\[<< [Testing](./09_unittest.ipynb) | [Index](./00_index.ipynb) | [Virtual Environments](./11_virtual_environment.ipynb) >>\]


# Concurrency

- **Processes and threads**: A program can have one or more processes and a process can have one or more threads. A process is an instance of a program while a thread is a part of a process that can execute instructions.
- **Multiprocessing and multithreading**: Multiprocessing uses multiple cores of a CPU to execute multiple processes in parallel. Multithreading uses multiple threads within a process to perform tasks concurrently.
- **I/O-bound and CPU-bound tasks**: I/O-bound tasks spend more time doing input/output operations than computations (network request, disk read/write, database read/write). CPU-bound tasks spend more time doing calculations than generating I/O requests (video compression, matrix multiplication, find prime number).
- **Suitability of multithreading and multiprocessing**: Multithreading is suitable for I/O-bound tasks, and multiprocessing is suitable for CPU-bound tasks.

# threading

### Sequential Download of File
In a sequential approach, tasks are executed one after another. Consider downloading multiple files sequentially:

In [None]:
%%time
import shutil
from pathlib import Path
import urllib.request
import os


def download(url, target):
    handle = urllib.request.urlopen(url)
    fname = os.path.basename(url)
    path = target / fname

    print(f"Downloading {fname}...")

    with open(path, "wb") as f_handler:
        while True:
            chunk = handle.read(1024)
            if not chunk:
                break
            f_handler.write(chunk)

    print(f"Download complete for {fname}!")


itr_forms = [
    "https://incometaxindia.gov.in/forms/income-tax%20rules/2023/itr1_english.pdf",
    "https://incometaxindia.gov.in/forms/income-tax%20rules/2023/itr2_english.pdf",
    "https://incometaxindia.gov.in/forms/income-tax%20rules/2023/itr3_english.pdf",
    "https://incometaxindia.gov.in/forms/income-tax%20rules/2023/itr4_english.pdf",
    "https://incometaxindia.gov.in/forms/income-tax%20rules/2023/itr5_english.pdf",
    "https://incometaxindia.gov.in/forms/income-tax%20rules/2023/itr6_english.pdf",
    "https://incometaxindia.gov.in/forms/income-tax%20rules/2023/itr7_english.pdf",
]

target_path = Path("static") / "concurrency_example"
shutil.rmtree(target_path, ignore_errors=True)
target_path.mkdir(exist_ok=True, parents=True)
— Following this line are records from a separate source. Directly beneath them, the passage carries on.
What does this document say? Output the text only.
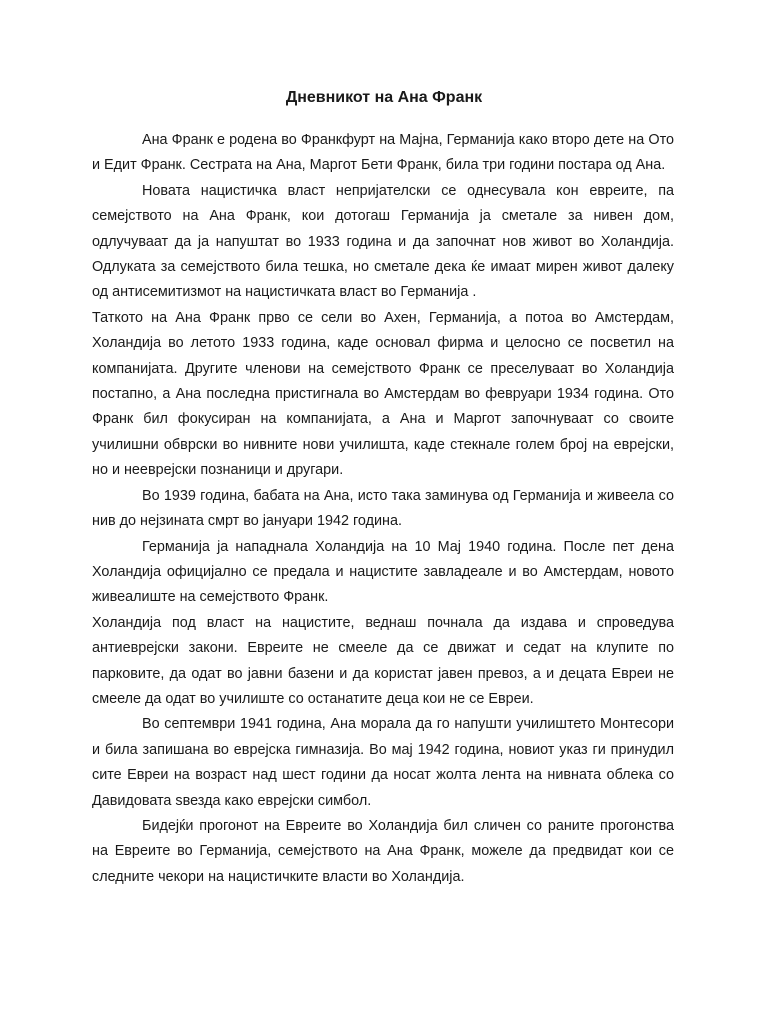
Дневникот на Ана Франк

Ана Франк е родена во Франкфурт на Мајна, Германија како второ дете на Ото и Едит Франк. Сестрата на Ана, Маргот Бети Франк, била три години постара од Ана.

Новата нацистичка власт непријателски се однесувала кон евреите, па семејството на Ана Франк, кои дотогаш Германија ја сметале за нивен дом, одлучуваат да ја напуштат во 1933 година и да започнат нов живот во Холандија. Одлуката за семејството била тешка, но сметале дека ќе имаат мирен живот далеку од антисемитизмот на нацистичката власт во Германија .

Таткото на Ана Франк прво се сели во Ахен, Германија, а потоа во Амстердам, Холандија во летото 1933 година, каде основал фирма и целосно се посветил на компанијата. Другите членови на семејството Франк се преселуваат во Холандија постапно, а Ана последна пристигнала во Амстердам во февруари 1934 година. Ото Франк бил фокусиран на компанијата, а Ана и Маргот започнуваат со своите училишни обврски во нивните нови училишта, каде стекнале голем број на еврејски, но и нееврејски познаници и другари.

Во 1939 година, бабата на Ана, исто така заминува од Германија и живеела со нив до нејзината смрт во јануари 1942 година.

Германија ја нападнала Холандија на 10 Мај 1940 година. После пет дена Холандија официјално се предала и нацистите завладеале и во Амстердам, новото живеалиште на семејството Франк.

Холандија под власт на нацистите, веднаш почнала да издава и спроведува антиеврејски закони. Евреите не смееле да се движат и седат на клупите по парковите, да одат во јавни базени и да користат јавен превоз, а и децата Евреи не смееле да одат во училиште со останатите деца кои не се Евреи.

Во септември 1941 година, Ана морала да го напушти училиштето Монтесори и била запишана во еврејска гимназија. Во мај 1942 година, новиот указ ги принудил сите Евреи на возраст над шест години да носат жолта лента на нивната облека со Давидовата ѕвезда како еврејски симбол.

Бидејќи прогонот на Евреите во Холандија бил сличен со раните прогонства на Евреите во Германија, семејството на Ана Франк, можеле да предвидат кои се следните чекори на нацистичките власти во Холандија.
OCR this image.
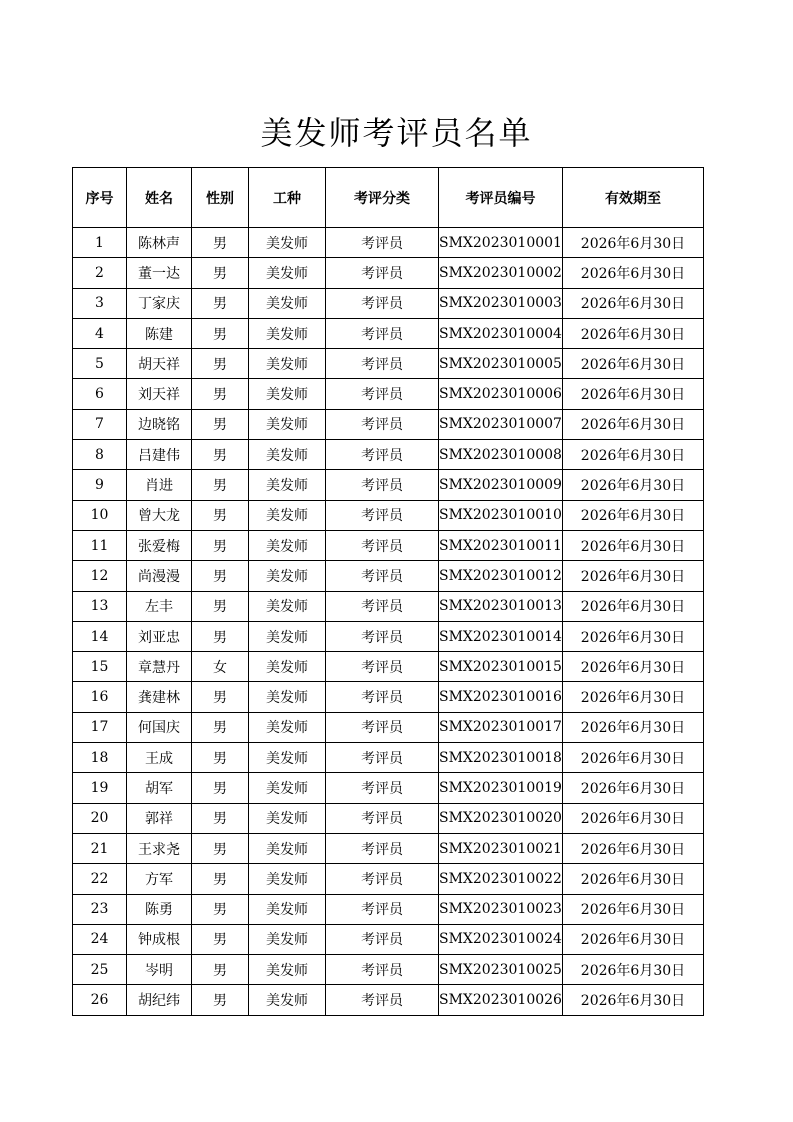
美发师考评员名单
序号	姓名	性别	工种	考评分类	考评员编号	有效期至
1	陈林声	男	美发师	考评员	SMX2023010001	2026年6月30日
2	董一达	男	美发师	考评员	SMX2023010002	2026年6月30日
3	丁家庆	男	美发师	考评员	SMX2023010003	2026年6月30日
4	陈建	男	美发师	考评员	SMX2023010004	2026年6月30日
5	胡天祥	男	美发师	考评员	SMX2023010005	2026年6月30日
6	刘天祥	男	美发师	考评员	SMX2023010006	2026年6月30日
7	边晓铭	男	美发师	考评员	SMX2023010007	2026年6月30日
8	吕建伟	男	美发师	考评员	SMX2023010008	2026年6月30日
9	肖进	男	美发师	考评员	SMX2023010009	2026年6月30日
10	曾大龙	男	美发师	考评员	SMX2023010010	2026年6月30日
11	张爱梅	男	美发师	考评员	SMX2023010011	2026年6月30日
12	尚漫漫	男	美发师	考评员	SMX2023010012	2026年6月30日
13	左丰	男	美发师	考评员	SMX2023010013	2026年6月30日
14	刘亚忠	男	美发师	考评员	SMX2023010014	2026年6月30日
15	章慧丹	女	美发师	考评员	SMX2023010015	2026年6月30日
16	龚建林	男	美发师	考评员	SMX2023010016	2026年6月30日
17	何国庆	男	美发师	考评员	SMX2023010017	2026年6月30日
18	王成	男	美发师	考评员	SMX2023010018	2026年6月30日
19	胡军	男	美发师	考评员	SMX2023010019	2026年6月30日
20	郭祥	男	美发师	考评员	SMX2023010020	2026年6月30日
21	王求尧	男	美发师	考评员	SMX2023010021	2026年6月30日
22	方军	男	美发师	考评员	SMX2023010022	2026年6月30日
23	陈勇	男	美发师	考评员	SMX2023010023	2026年6月30日
24	钟成根	男	美发师	考评员	SMX2023010024	2026年6月30日
25	岑明	男	美发师	考评员	SMX2023010025	2026年6月30日
26	胡纪纬	男	美发师	考评员	SMX2023010026	2026年6月30日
for itr_form in itr_forms:
    download(itr_form, target_path)

print("All downloads completed!")

This method is simple but may lead to slower execution when dealing with multiple files, especially in I/O-bound scenarios.

### Download of File Using Threads
To improve performance, threading can be employed. Threads execute tasks concurrently, ideal for I/O-bound operations like downloading files:

In [None]:
%%time
import threading
import shutil
from pathlib import Path
import urllib.request
import os


def download(url, target):
    print(f"Starting {threading.currentThread().getName()}")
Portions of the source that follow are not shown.